Where is my second chance? To get to know him, to ask all those questions, I never got ask. The goddamn timing was never right for us.

Regret. It felt real. It felt solid. Daryl lay on his bunk as the storms continued to flicker and rage making him wish for his last thought and feeling. The storms were too strong for sleep so he gazed up at the gray peeling plaster. The silver moonlight that pierced the dark and shadowed the steel bars dulled. He felt disoriented, unsure of where he was for a minute. He swore he heard whispers but when he turned his head there was nothing there. He heard long-lost whispers of memories and little regrets, the television, lighting a cigarette, but so faded that there's nothing to hold onto. Faded to afterthoughts

Daryl looked down at his clenched fists. He clawed the bed just to feel something solid. The light outside was red and a memory took over and suddenly he was somewhere else. In his memory, he is in a green field. The sky is an orange-red. The red is almost the shade of rich blood because of the smog in the distance and the dark streaks of cloud high above. The colors are like layers of warm. Layers of rich blood and fire and the in-betweens.

Merle is in the green fields with him.

He turned his head to the side and before he knew it, he'd plunged into darkness again but a figure stretched her hand out toward him. He wondered if this was the comfort he'd rejected in life. He wondered if he'd only find it in his dreams. He didn't know who this figure was, but her hand looked familiar so he took it into his own. It was warm and soft. She held his hand firmly and it felt like he was being infused with a bit of life.

He woke when the figure squeezed his hand.

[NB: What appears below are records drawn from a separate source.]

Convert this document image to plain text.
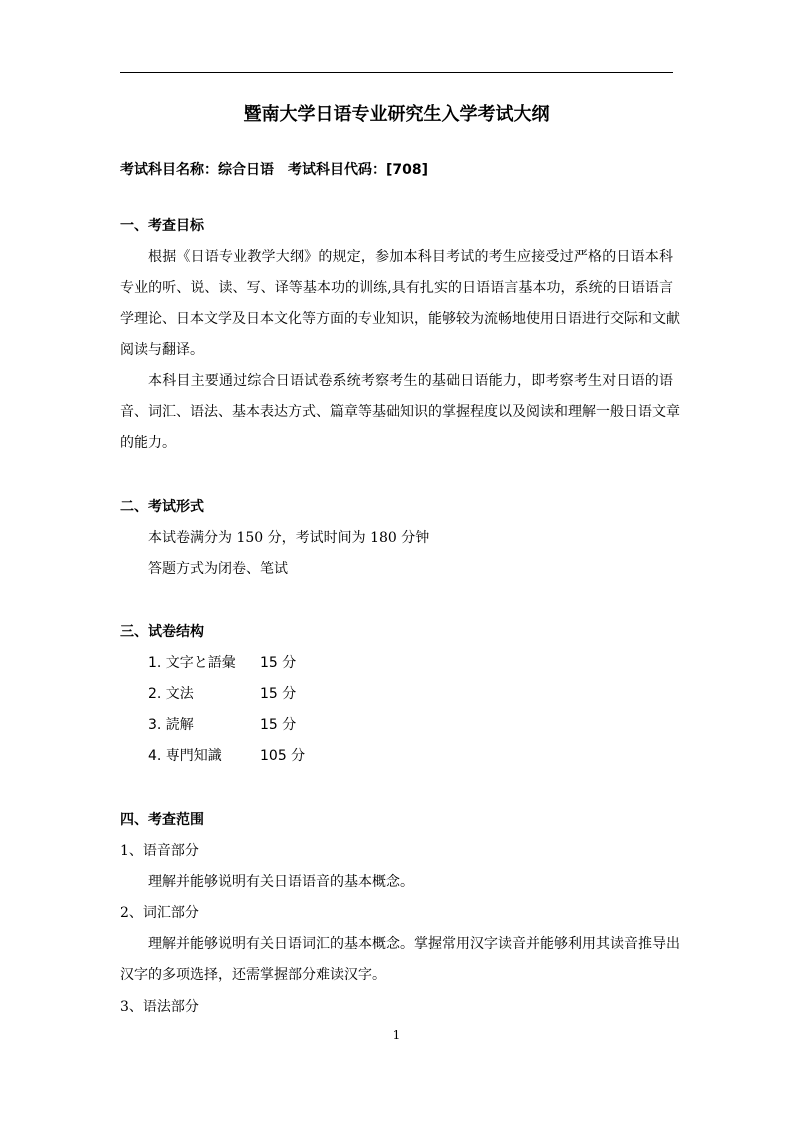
暨南大学日语专业研究生入学考试大纲
考试科目名称：综合日语　考试科目代码：[708]
一、考查目标
根据《日语专业教学大纲》的规定，参加本科目考试的考生应接受过严格的日语本科
专业的听、说、读、写、译等基本功的训练,具有扎实的日语语言基本功，系统的日语语言
学理论、日本文学及日本文化等方面的专业知识，能够较为流畅地使用日语进行交际和文献
阅读与翻译。
本科目主要通过综合日语试卷系统考察考生的基础日语能力，即考察考生对日语的语
音、词汇、语法、基本表达方式、篇章等基础知识的掌握程度以及阅读和理解一般日语文章
的能力。
二、考试形式
本试卷满分为 150 分，考试时间为 180 分钟
答题方式为闭卷、笔试
三、试卷结构
1. 文字と語彙 15 分
2. 文法	15 分
3. 読解	15 分
4. 専門知識	105 分
四、考查范围
1、语音部分
理解并能够说明有关日语语音的基本概念。
2、词汇部分
理解并能够说明有关日语词汇的基本概念。掌握常用汉字读音并能够利用其读音推导出
汉字的多项选择，还需掌握部分难读汉字。
3、语法部分
1
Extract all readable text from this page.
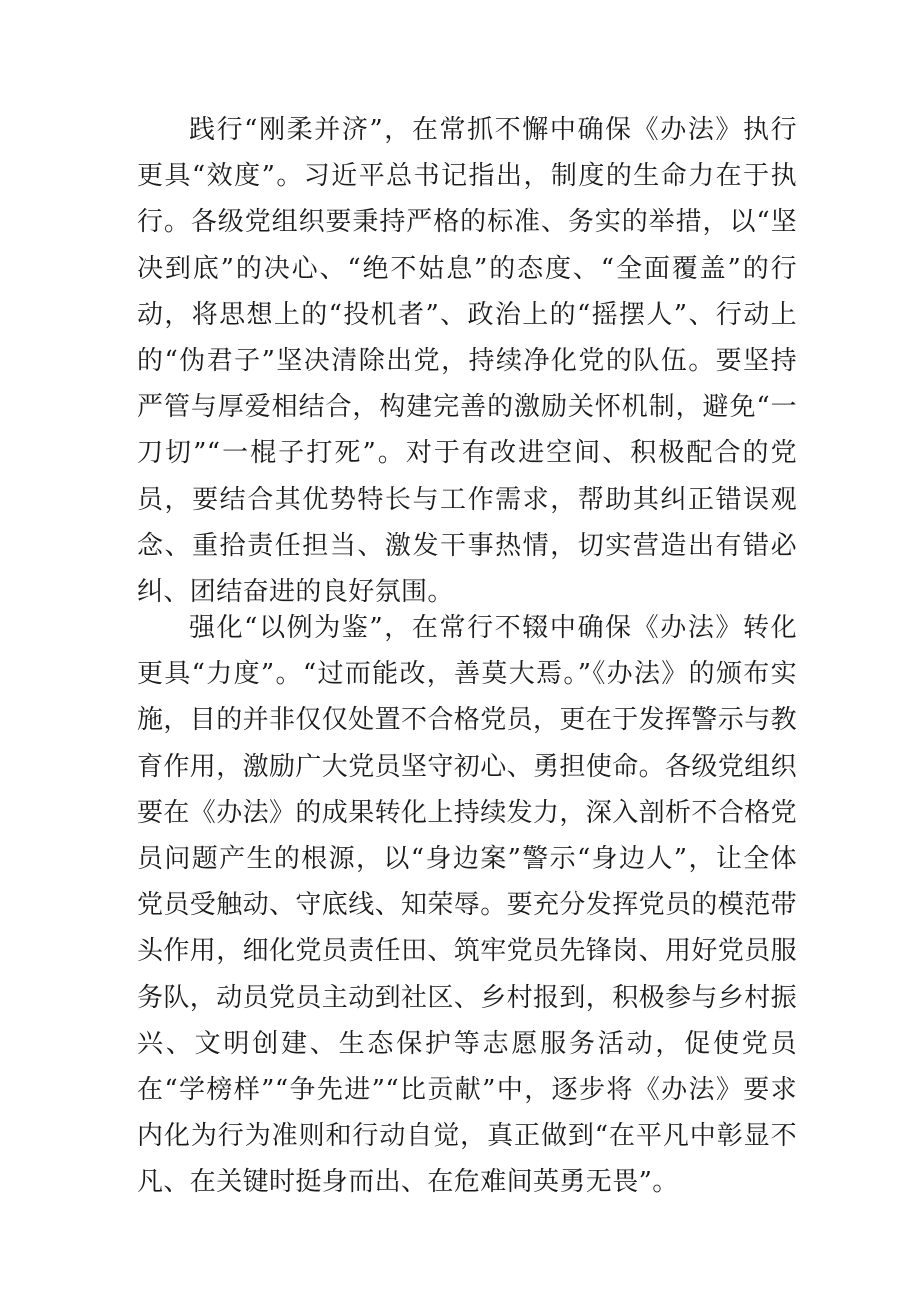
践行“刚柔并济”，在常抓不懈中确保《办法》执行更具“效度”。习近平总书记指出，制度的生命力在于执行。各级党组织要秉持严格的标准、务实的举措，以“坚决到底”的决心、“绝不姑息”的态度、“全面覆盖”的行动，将思想上的“投机者”、政治上的“摇摆人”、行动上的“伪君子”坚决清除出党，持续净化党的队伍。要坚持严管与厚爱相结合，构建完善的激励关怀机制，避免“一刀切”“一棍子打死”。对于有改进空间、积极配合的党员，要结合其优势特长与工作需求，帮助其纠正错误观念、重拾责任担当、激发干事热情，切实营造出有错必纠、团结奋进的良好氛围。

强化“以例为鉴”，在常行不辍中确保《办法》转化更具“力度”。“过而能改，善莫大焉。”《办法》的颁布实施，目的并非仅仅处置不合格党员，更在于发挥警示与教育作用，激励广大党员坚守初心、勇担使命。各级党组织要在《办法》的成果转化上持续发力，深入剖析不合格党员问题产生的根源，以“身边案”警示“身边人”，让全体党员受触动、守底线、知荣辱。要充分发挥党员的模范带头作用，细化党员责任田、筑牢党员先锋岗、用好党员服务队，动员党员主动到社区、乡村报到，积极参与乡村振兴、文明创建、生态保护等志愿服务活动，促使党员在“学榜样”“争先进”“比贡献”中，逐步将《办法》要求内化为行为准则和行动自觉，真正做到“在平凡中彰显不凡、在关键时挺身而出、在危难间英勇无畏”。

The cell felt darker now. The cool white glow of the moon was still the only source of light. Daryl felt a hand on his shoulder that made his entire body hurt. Merle never taught him what it meant to be tolerant and what it meant to love and what it meant to take responsibility and accept that your actions have consequences. But Merle taught him to say no, the most powerful gift anyone could give someone. He taught him to fight. He made him into a survivor.

With each second that passed, time stretched and Daryl struggled to remain present by focusing on his breath and his heart beat.

He closed his eyes for dark. Merle was there. He had that shit-eating grin plastered on his face. Momma was there too, her hand was so soft. Her hand had held his all this time. They were standing in green fields and the sky was blood and warmth and Charlotte's hand was warm. Daryl heard her voice. "I'm proud of you…. Daryl you are not Merle. You are your own man and now is your time. It's okay to let go son. You are free."

"You did right." Merle added, then chuckled, "Little brother."

Daryl opened his eyes as the last of the vision slipped away.

I don't want to die. Ultimately Daryl didn't want to go to that unknown abyss. Was this time, right now, the best of what he could expect? Walkers and all? So many people believe that Hell is right here on Earth while Peggy Lee sings in the background, "Is That All There Is?" Not being much of a gambler, Daryl would rather take his chances with the life he had left to live and not dwell on the unknown of death, which would probably come sooner than later. He'd take out as many of those dead sons of bitches as he could on the way. No, he wasn't gonna eat his own bullet. Sticking his head in the sand didn't make death go away. Soon it would come for him, but he'd go out fighting. Merle had made sure of that.